Mesmerized by the room-sized IBM computer's blinking lights and seemingly magical abilities, Linda Gooden, then a freshman in college, had an epiphany: Rather than become a math teacher as she had originally intended, she wanted to work with computers.
Fulfilling that goal, she went on to enjoy a nearly 40-year career in the aerospace and defense industry, most recently as the executive vice president of Lockheed Martin's Information Systems & Global Solutions business area.
Her career was at once stimulating and — especially from a security perspective — challenging. "The thing I love about technology is that it's always changing," she said. "And the thing that drives me crazy about technology is that it's always changing."
Indeed, the jumbo computer that inspired her to pursue a career in technology was less powerful than the mobile phone most people carry around in their pocket these days.
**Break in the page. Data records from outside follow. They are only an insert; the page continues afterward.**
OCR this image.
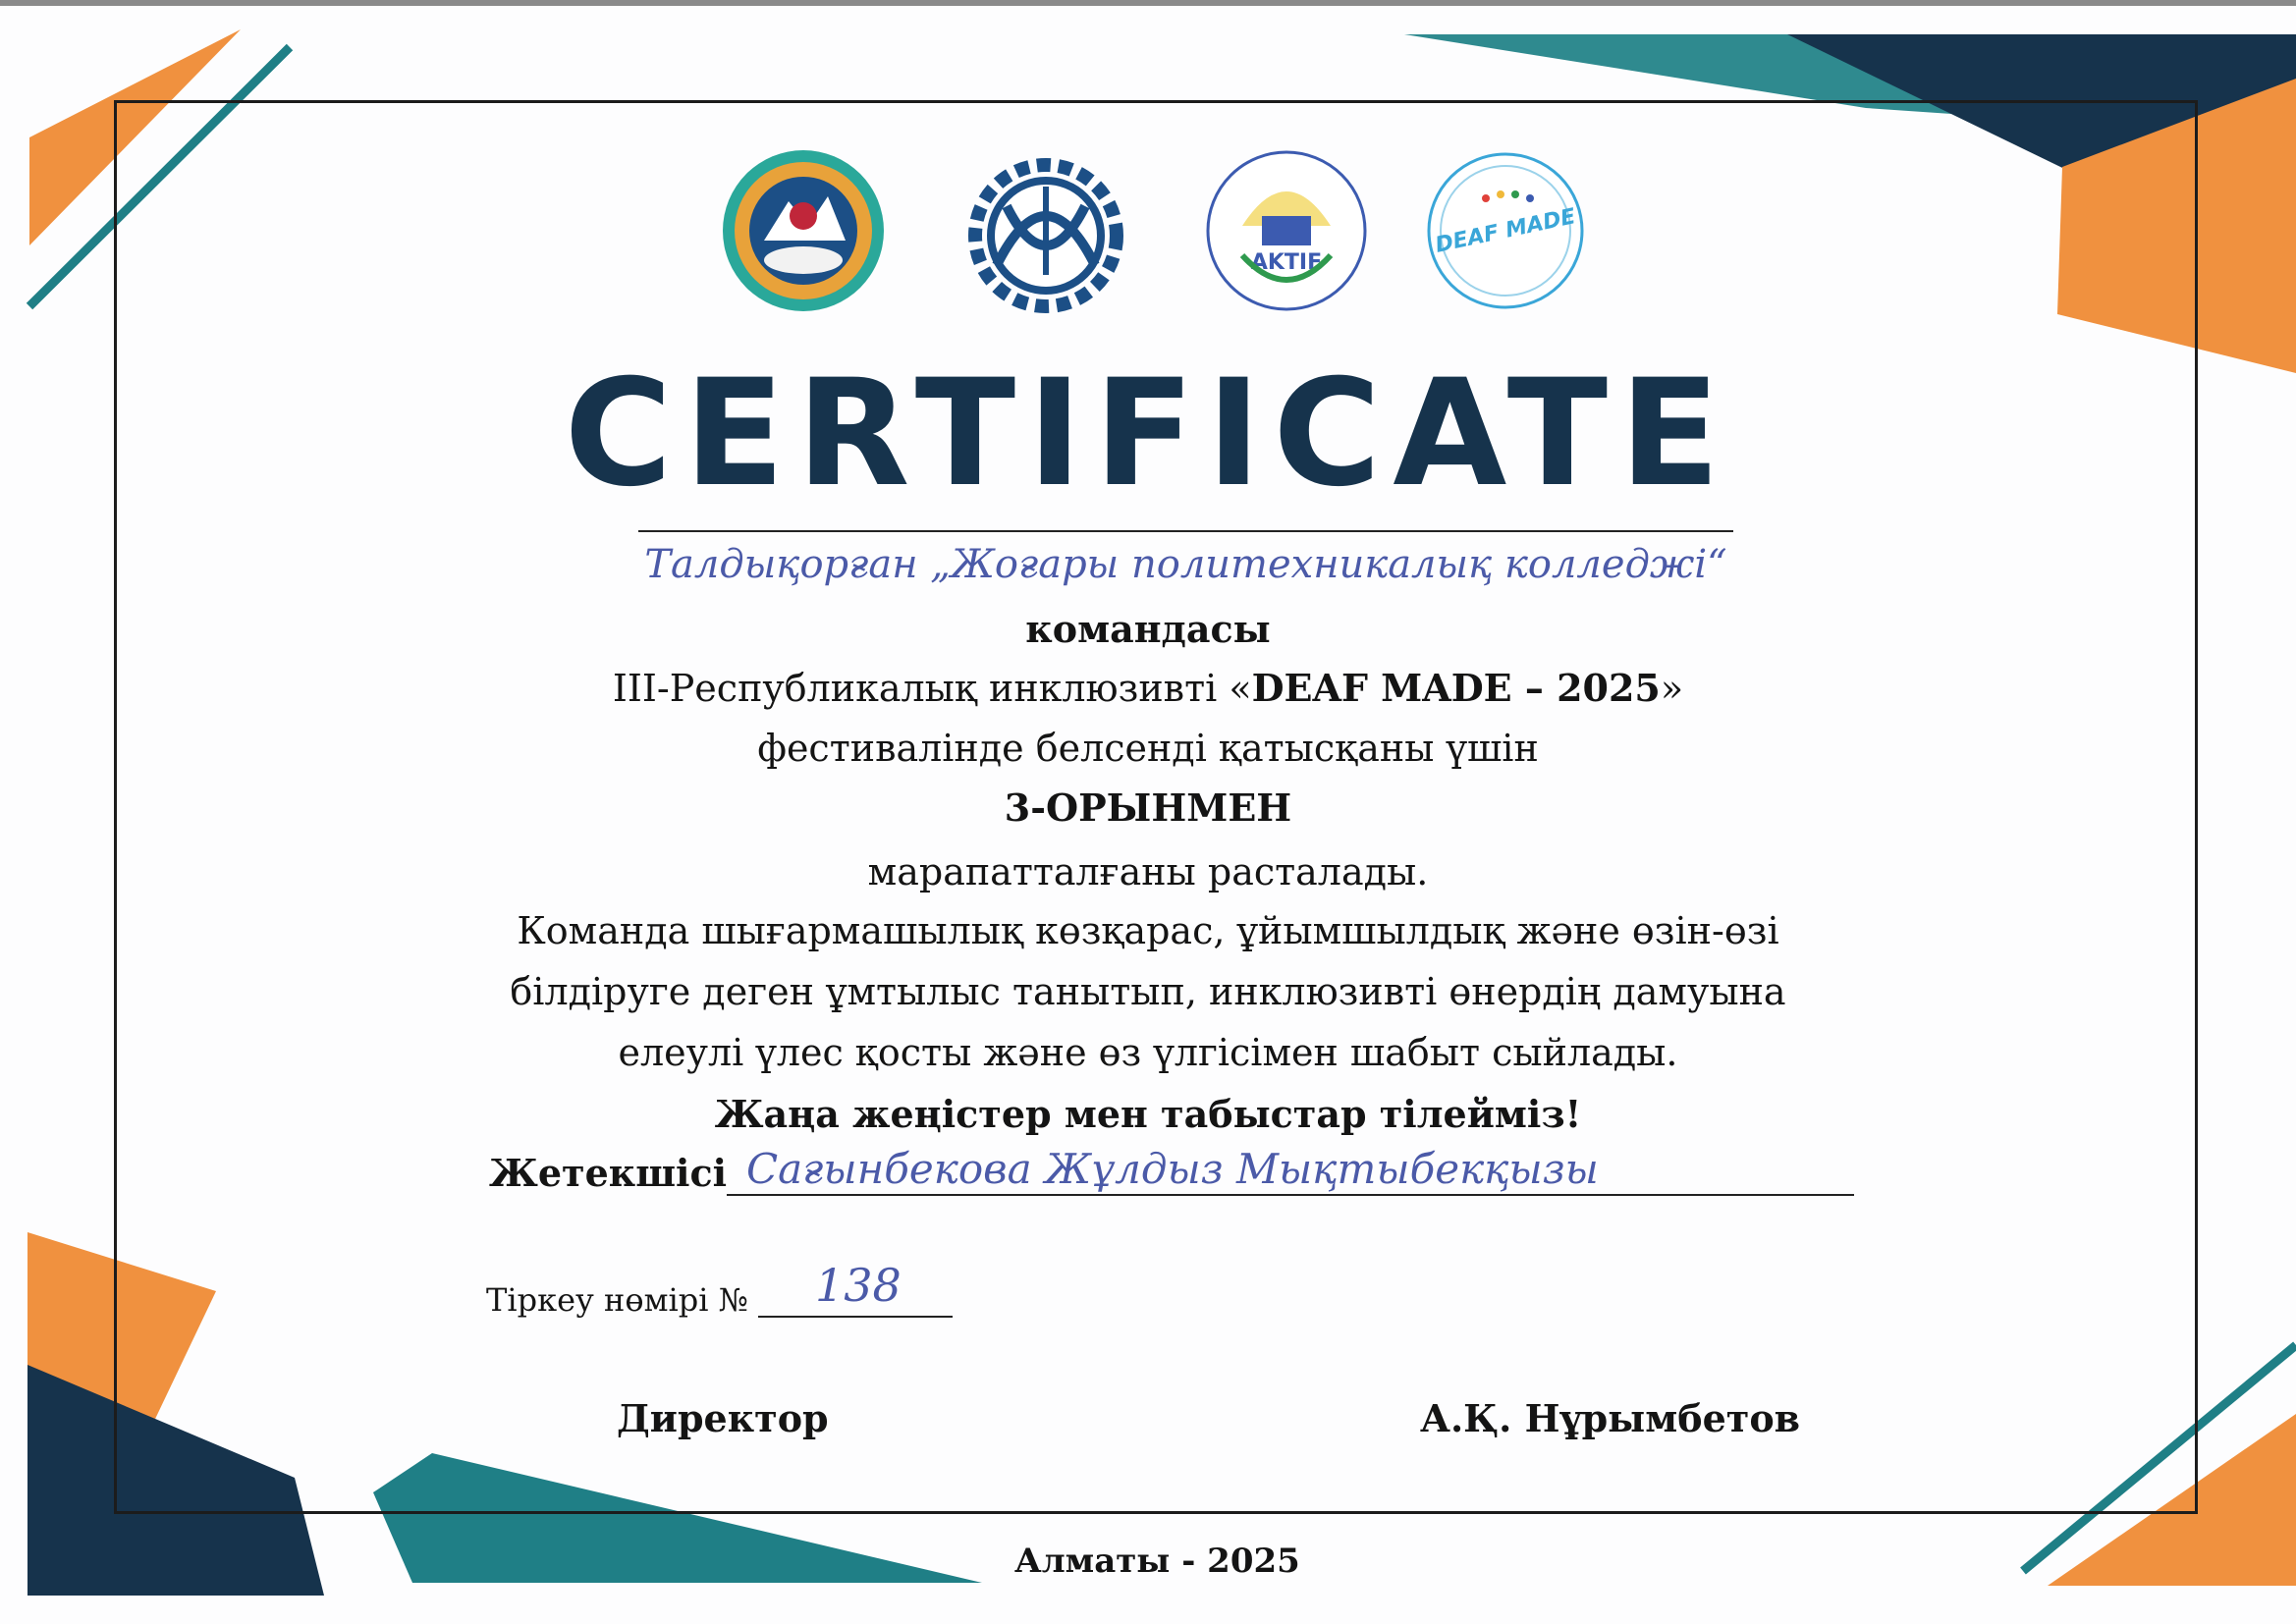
AKTIF
DEAF MADE
CERTIFICATE
Талдықорған „Жоғары политехникалық колледжі“
командасы
III-Республикалық инклюзивті «DEAF MADE – 2025»
фестивалінде белсенді қатысқаны үшін
3-ОРЫНМЕН
марапатталғаны расталады.
Команда шығармашылық көзқарас, ұйымшылдық және өзін-өзі
білдіруге деген ұмтылыс танытып, инклюзивті өнердің дамуына
елеулі үлес қосты және өз үлгісімен шабыт сыйлады.
Жаңа жеңістер мен табыстар тілейміз!
Жетекшісі Сағынбекова Жұлдыз Мықтыбекқызы
Тіркеу нөмірі № 138
Директор	А.Қ. Нұрымбетов
Алматы - 2025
Each of those devices, Gooden said, poses a potential threat to both the operations of corporations and nonprofit organizations, and the trust people have in them. "(The bad guys) only have to be right once," she said. "We have to be right every time."
Now retired, she serves on several boards, including the American Heart Association's national Board, whose audit committee she currently chairs. (She will become the board's treasurer beginning July 1.) Gooden has provided instrumental leadership in implementing the AHA's multiyear cybersecurity program and commencing the process to implement a new financial system.
For her outstanding leadership in advancing technology and risk management, Gooden will receive this year's Morgan Stark Memorial Award. She will be honored on June 14 during the AHA's National Volunteer Awards virtual public ceremony from 6 to 8 p.m. Central.
"Linda Gooden is an inspiring leader with a passion for making a meaningful impact," said American Heart Association CEO Nancy Brown. "She is a true role model for all of us, demonstrating outstanding stewardship of AHA resources to ensure sound operational excellence. We are incredibly fortunate to have her expertise and leadership."
Under Gooden's guidance, she and the AHA cybersecurity team created a ransomware playbook and conducted simulations with executive leadership to test the organization's preparedness for cyberattacks. "It's such an exciting exercise that you forget it's a simulation," she said, noting that simulations help organizations identify gaps and be prepared for the inevitable cyber event.
In addition, Gooden participated in developing the AHA's inaugural Environmental, Social and Governance report, which will be part of the organization's future annual reports. The report includes information about the organization's environmental, personnel and management practices. "ESG shows how it all comes together in terms of the organization's purpose, how it treats and respects people and how it manages sustainability in terms of the planet," she said. "All the entities were already there. Our job was pulling them all together."
Gooden's involvement with the AHA started when a friend recruited her to do a local Heart Walk — her first of many. The organization's dedication to health equity resonated with Gooden. She is also passionate about raising awareness that heart disease is the No. 1 cause of death for women. Additionally, she has lost several family members to heart disease.
"Being both a woman and caring about health, I thought it was the perfect place to volunteer and give back," she said. "Every person deserves the opportunity for a full and healthy life. That mission really drew me in."
With Gooden's audit committee leadership, the AHA has made great strides in cybersecurity. But new threats are constantly emerging, she said. That fact — and the potentially devastating consequences — motivates her to continue promoting best practices for the AHA.
"If you don't trust an organization to safeguard your resources, you won't invest in that organization," she said. "But we can confidently say that we've taken all the steps that we possibly can to safeguard our donors' information, both financially and from a privacy perspective."